10 Immutable Laws of Parenting
Law of Parenting #10 Baby toys were invented to make sure that Mom learns to play ‘Fetch’
#9 The Law of Breast Feeding: To beat the Holiday crowds, all you need to do is go to a crowded mall, whip out a breast and start feeding your baby.
Law of Motherhood #8: Showers were made for people who don’t have babies.
#7 The Law of Baby Food: Baby Food is made in such a way as to guarantee that your baby will nurse for the rest of his or her life.
Law of Parenting #6 Small baby toys exist to make sure that Mom finds every dust bunny in the house.
Law of Parenting #5 Baby items are constructed in such a way as to guarantee that the apparatus won’t be installed/assembled until the baby is of voting age.
#4 The Converse Law of Parenting: It takes twice as long to dress your baby is it will to arrive at your destination.
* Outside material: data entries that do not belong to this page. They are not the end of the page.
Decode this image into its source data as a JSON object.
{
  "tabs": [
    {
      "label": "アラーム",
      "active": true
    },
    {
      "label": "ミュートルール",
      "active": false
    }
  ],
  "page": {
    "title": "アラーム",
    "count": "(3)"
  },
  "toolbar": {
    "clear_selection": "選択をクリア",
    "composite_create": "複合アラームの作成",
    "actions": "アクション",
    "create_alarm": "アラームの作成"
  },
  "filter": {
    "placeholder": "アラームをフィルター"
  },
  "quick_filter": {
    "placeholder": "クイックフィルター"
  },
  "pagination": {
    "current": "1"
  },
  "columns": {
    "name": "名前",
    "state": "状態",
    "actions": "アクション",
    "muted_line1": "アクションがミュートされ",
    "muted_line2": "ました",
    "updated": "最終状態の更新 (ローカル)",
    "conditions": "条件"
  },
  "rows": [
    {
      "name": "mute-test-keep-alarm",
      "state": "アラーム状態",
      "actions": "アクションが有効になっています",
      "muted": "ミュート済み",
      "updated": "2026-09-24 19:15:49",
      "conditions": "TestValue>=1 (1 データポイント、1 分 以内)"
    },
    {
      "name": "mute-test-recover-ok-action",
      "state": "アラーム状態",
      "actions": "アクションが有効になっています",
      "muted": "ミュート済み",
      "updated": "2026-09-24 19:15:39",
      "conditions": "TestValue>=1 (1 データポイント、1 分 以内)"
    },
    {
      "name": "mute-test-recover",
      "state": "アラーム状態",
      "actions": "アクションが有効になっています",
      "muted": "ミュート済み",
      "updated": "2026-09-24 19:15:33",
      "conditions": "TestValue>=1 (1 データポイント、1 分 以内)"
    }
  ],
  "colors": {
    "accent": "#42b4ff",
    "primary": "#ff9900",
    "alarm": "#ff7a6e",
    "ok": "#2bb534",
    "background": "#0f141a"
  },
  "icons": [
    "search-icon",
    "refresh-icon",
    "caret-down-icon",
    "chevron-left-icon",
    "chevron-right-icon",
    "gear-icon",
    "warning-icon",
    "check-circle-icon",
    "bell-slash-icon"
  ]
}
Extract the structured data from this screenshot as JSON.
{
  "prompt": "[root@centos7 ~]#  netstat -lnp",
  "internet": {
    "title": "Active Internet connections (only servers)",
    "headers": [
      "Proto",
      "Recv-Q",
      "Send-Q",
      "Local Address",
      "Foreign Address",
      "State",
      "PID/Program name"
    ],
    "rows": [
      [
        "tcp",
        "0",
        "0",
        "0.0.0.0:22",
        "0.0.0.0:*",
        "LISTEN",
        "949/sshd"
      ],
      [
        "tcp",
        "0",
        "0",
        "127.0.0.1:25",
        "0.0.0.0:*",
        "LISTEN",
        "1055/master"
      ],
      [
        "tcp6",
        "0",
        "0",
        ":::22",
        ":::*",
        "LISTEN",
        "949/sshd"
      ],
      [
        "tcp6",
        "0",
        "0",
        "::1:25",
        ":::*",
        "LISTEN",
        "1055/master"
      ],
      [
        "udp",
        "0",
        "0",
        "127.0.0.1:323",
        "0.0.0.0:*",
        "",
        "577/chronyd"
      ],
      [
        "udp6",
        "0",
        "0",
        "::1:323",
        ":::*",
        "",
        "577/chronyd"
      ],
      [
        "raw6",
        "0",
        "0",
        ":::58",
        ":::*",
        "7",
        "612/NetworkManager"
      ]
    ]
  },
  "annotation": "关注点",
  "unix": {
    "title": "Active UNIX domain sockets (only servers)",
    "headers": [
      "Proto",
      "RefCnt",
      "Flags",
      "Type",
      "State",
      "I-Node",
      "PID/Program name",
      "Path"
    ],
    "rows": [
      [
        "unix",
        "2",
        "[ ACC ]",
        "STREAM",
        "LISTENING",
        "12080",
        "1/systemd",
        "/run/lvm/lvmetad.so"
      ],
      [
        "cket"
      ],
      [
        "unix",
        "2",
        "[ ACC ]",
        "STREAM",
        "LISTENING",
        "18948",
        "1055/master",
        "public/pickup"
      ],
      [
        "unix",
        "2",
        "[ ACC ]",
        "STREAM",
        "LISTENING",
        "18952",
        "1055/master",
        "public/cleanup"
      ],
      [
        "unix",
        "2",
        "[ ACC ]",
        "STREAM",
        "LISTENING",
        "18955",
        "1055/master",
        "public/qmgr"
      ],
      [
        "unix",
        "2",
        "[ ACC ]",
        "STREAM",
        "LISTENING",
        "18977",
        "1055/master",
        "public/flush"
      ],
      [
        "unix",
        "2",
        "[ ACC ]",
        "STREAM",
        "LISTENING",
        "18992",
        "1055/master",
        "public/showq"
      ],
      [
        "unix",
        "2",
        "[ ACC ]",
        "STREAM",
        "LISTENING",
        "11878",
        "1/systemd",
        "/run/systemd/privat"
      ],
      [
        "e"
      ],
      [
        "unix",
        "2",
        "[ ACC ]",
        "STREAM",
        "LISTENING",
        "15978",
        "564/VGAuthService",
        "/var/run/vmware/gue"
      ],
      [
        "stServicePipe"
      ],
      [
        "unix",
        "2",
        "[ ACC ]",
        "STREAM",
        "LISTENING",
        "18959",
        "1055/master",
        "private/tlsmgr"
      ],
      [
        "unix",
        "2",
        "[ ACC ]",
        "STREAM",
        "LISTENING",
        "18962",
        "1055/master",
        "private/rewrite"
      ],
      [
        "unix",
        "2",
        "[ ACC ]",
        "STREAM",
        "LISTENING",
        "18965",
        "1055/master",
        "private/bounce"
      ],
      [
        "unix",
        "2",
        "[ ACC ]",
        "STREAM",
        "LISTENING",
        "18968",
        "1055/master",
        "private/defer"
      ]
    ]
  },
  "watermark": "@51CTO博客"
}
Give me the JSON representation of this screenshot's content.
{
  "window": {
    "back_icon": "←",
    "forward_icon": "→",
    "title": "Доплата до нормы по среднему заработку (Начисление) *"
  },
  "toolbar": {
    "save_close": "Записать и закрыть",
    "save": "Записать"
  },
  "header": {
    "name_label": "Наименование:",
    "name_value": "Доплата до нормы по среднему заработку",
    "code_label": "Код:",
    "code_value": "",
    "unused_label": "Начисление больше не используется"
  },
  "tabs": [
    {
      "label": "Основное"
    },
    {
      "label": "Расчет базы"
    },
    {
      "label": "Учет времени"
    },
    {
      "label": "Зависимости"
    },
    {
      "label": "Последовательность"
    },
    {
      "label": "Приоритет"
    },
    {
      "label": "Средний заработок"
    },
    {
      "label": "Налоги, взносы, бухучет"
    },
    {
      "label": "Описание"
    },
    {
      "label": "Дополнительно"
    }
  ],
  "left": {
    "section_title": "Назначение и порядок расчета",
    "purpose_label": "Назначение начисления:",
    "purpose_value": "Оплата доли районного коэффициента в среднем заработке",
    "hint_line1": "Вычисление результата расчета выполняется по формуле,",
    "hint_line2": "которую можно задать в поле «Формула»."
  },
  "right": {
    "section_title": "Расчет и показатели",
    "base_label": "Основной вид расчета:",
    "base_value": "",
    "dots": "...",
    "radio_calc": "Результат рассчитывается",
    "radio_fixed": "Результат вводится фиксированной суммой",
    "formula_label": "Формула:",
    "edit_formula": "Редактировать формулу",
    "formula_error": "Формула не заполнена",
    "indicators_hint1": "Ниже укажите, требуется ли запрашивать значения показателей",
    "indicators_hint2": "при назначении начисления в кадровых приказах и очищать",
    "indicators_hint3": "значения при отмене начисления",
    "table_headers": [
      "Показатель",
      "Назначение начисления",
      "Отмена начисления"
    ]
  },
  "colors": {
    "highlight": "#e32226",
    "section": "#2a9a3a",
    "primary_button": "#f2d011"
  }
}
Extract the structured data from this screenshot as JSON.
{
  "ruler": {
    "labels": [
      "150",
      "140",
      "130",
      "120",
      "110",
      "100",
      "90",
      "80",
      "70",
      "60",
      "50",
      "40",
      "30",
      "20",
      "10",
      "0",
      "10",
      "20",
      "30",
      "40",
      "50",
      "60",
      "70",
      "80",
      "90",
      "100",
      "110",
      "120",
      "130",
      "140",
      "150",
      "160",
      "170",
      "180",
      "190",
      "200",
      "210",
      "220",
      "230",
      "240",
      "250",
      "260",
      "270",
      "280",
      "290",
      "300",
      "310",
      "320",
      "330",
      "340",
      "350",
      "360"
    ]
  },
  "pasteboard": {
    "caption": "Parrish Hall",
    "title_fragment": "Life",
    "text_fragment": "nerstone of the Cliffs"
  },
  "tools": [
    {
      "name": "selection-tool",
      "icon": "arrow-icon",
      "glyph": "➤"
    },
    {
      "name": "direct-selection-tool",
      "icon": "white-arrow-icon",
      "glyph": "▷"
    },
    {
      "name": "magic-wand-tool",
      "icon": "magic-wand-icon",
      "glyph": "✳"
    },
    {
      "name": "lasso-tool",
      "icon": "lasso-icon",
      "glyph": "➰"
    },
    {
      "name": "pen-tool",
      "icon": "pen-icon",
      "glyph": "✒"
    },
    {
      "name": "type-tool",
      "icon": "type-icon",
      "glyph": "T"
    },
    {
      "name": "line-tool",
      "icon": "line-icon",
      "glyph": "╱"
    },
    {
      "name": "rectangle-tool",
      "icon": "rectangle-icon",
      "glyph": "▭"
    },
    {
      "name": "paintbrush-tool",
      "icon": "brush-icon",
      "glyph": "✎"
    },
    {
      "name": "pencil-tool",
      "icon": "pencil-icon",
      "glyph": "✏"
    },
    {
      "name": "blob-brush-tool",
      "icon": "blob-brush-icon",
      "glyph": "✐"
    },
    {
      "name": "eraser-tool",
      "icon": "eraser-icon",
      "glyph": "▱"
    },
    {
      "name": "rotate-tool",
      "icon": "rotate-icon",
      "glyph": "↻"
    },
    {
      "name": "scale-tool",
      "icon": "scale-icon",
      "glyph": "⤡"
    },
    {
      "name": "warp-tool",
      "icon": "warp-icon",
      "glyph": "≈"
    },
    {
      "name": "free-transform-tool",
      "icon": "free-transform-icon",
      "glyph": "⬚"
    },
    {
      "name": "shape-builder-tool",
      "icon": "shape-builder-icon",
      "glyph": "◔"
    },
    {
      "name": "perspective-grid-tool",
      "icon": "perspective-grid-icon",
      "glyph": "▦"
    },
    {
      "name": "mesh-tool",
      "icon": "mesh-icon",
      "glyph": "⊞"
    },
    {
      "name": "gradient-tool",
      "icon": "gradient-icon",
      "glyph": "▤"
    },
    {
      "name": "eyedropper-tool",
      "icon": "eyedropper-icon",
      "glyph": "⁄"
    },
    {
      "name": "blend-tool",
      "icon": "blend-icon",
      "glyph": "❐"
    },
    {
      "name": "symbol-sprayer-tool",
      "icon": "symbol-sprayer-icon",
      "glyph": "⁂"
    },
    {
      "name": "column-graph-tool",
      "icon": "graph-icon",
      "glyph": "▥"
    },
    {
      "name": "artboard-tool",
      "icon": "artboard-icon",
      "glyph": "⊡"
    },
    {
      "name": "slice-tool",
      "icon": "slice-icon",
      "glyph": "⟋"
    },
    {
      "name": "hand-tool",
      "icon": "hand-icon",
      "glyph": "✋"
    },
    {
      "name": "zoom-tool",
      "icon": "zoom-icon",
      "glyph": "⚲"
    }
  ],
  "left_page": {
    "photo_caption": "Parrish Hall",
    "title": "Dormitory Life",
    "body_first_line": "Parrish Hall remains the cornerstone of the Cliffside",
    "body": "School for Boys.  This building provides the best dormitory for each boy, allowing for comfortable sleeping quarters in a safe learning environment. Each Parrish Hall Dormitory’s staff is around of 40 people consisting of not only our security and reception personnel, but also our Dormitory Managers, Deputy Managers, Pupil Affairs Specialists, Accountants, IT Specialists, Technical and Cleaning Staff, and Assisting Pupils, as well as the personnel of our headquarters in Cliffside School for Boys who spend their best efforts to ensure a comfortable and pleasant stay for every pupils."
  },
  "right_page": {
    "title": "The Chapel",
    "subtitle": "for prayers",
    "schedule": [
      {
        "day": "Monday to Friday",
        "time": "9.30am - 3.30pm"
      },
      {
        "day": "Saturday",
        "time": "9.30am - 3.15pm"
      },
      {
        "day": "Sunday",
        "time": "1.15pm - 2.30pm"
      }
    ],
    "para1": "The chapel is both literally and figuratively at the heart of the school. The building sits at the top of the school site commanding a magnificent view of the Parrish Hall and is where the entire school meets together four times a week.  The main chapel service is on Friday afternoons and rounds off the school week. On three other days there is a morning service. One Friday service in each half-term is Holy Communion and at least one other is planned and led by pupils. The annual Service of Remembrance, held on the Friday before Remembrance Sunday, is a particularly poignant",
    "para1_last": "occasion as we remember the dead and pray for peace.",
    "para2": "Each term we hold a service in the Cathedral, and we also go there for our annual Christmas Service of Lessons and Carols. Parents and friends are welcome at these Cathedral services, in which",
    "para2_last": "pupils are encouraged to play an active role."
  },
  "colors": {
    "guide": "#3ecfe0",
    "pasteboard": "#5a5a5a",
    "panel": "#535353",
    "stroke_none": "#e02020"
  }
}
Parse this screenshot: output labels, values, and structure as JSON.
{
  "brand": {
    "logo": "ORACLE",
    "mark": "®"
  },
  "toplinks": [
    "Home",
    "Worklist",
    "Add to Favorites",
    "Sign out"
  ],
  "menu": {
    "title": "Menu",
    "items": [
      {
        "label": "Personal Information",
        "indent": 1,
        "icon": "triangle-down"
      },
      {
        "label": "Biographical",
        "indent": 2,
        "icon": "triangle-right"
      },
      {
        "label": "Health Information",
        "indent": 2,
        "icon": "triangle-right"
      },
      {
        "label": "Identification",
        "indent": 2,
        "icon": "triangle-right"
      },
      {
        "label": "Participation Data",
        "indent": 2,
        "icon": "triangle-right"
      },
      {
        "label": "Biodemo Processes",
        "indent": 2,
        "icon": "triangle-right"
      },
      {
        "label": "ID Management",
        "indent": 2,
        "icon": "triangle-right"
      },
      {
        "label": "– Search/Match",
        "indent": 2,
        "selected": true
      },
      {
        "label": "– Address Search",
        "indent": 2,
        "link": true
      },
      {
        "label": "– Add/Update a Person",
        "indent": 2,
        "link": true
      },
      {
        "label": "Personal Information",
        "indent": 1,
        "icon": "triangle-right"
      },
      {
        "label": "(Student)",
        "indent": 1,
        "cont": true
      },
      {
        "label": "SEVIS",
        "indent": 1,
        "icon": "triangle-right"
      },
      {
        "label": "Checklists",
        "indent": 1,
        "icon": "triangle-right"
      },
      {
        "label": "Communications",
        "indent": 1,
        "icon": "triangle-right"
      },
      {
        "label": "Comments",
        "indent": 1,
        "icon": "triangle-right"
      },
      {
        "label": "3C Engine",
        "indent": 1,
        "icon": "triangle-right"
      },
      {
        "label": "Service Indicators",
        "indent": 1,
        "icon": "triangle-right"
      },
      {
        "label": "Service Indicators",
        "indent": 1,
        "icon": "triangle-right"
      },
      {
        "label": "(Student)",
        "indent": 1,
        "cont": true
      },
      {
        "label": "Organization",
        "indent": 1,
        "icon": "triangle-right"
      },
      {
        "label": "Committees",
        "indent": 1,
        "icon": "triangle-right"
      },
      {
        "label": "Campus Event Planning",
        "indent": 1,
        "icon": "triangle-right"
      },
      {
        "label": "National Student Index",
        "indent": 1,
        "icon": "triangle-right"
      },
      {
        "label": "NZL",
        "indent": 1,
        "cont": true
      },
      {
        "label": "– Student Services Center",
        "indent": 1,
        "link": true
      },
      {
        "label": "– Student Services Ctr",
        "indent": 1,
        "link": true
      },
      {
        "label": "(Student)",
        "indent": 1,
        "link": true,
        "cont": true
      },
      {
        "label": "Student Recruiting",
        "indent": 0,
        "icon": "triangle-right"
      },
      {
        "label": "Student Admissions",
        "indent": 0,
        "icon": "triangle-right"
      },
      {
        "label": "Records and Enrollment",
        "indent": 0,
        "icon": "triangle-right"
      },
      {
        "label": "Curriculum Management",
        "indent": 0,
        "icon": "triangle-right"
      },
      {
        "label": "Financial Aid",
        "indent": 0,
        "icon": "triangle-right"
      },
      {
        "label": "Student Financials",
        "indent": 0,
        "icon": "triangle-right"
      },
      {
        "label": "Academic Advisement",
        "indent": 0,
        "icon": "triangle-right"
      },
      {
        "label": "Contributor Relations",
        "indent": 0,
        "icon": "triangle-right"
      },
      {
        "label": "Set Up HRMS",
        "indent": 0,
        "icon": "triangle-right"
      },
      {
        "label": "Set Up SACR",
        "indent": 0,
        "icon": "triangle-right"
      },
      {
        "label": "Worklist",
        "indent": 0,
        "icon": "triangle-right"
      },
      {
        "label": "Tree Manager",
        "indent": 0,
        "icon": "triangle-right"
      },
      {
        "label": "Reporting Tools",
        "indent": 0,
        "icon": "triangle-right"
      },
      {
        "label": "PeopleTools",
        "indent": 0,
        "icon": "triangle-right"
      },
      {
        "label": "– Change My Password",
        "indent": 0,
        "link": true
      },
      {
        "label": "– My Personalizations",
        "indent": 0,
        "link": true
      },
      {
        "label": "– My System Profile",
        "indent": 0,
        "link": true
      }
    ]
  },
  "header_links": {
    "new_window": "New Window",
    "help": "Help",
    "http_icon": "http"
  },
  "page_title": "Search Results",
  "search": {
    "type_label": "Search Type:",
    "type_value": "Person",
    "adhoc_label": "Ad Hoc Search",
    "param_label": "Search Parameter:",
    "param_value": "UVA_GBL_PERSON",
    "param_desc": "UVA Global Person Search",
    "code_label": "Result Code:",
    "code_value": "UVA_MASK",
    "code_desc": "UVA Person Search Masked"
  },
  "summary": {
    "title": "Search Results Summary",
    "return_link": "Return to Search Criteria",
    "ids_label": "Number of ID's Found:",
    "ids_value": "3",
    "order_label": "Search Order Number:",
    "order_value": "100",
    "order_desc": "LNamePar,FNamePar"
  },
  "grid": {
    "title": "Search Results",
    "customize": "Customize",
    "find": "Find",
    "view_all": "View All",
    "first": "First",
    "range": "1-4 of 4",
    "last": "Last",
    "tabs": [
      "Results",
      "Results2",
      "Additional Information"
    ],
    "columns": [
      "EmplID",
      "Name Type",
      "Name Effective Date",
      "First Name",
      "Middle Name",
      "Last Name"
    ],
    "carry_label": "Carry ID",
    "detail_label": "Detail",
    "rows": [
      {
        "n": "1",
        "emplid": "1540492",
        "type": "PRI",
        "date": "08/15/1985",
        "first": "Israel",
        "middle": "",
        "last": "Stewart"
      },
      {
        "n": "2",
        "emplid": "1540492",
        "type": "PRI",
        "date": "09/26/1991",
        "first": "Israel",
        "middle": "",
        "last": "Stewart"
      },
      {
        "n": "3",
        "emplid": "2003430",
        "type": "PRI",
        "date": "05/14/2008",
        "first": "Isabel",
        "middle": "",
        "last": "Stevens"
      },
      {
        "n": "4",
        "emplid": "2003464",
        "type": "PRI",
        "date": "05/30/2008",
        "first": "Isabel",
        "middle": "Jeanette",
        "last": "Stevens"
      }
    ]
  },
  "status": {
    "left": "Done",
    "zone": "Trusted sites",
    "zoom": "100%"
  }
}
#3 Einstein’s theory of baby relativity sates that your baby’s weight will exactly exceed the amount of upper body strength you need when you forget to bring the stroller with you to the mall.
#2 Baby sleep techniques were created for the parents; to leave them passed out from exhaustion while their toddler runs around banging toys and screaming.
#1 Baby will ignore all toys that cost over $20 and be completely entertained by things that cost nothing: light sockets, dog food, spare electrical cord, kindling and dirt.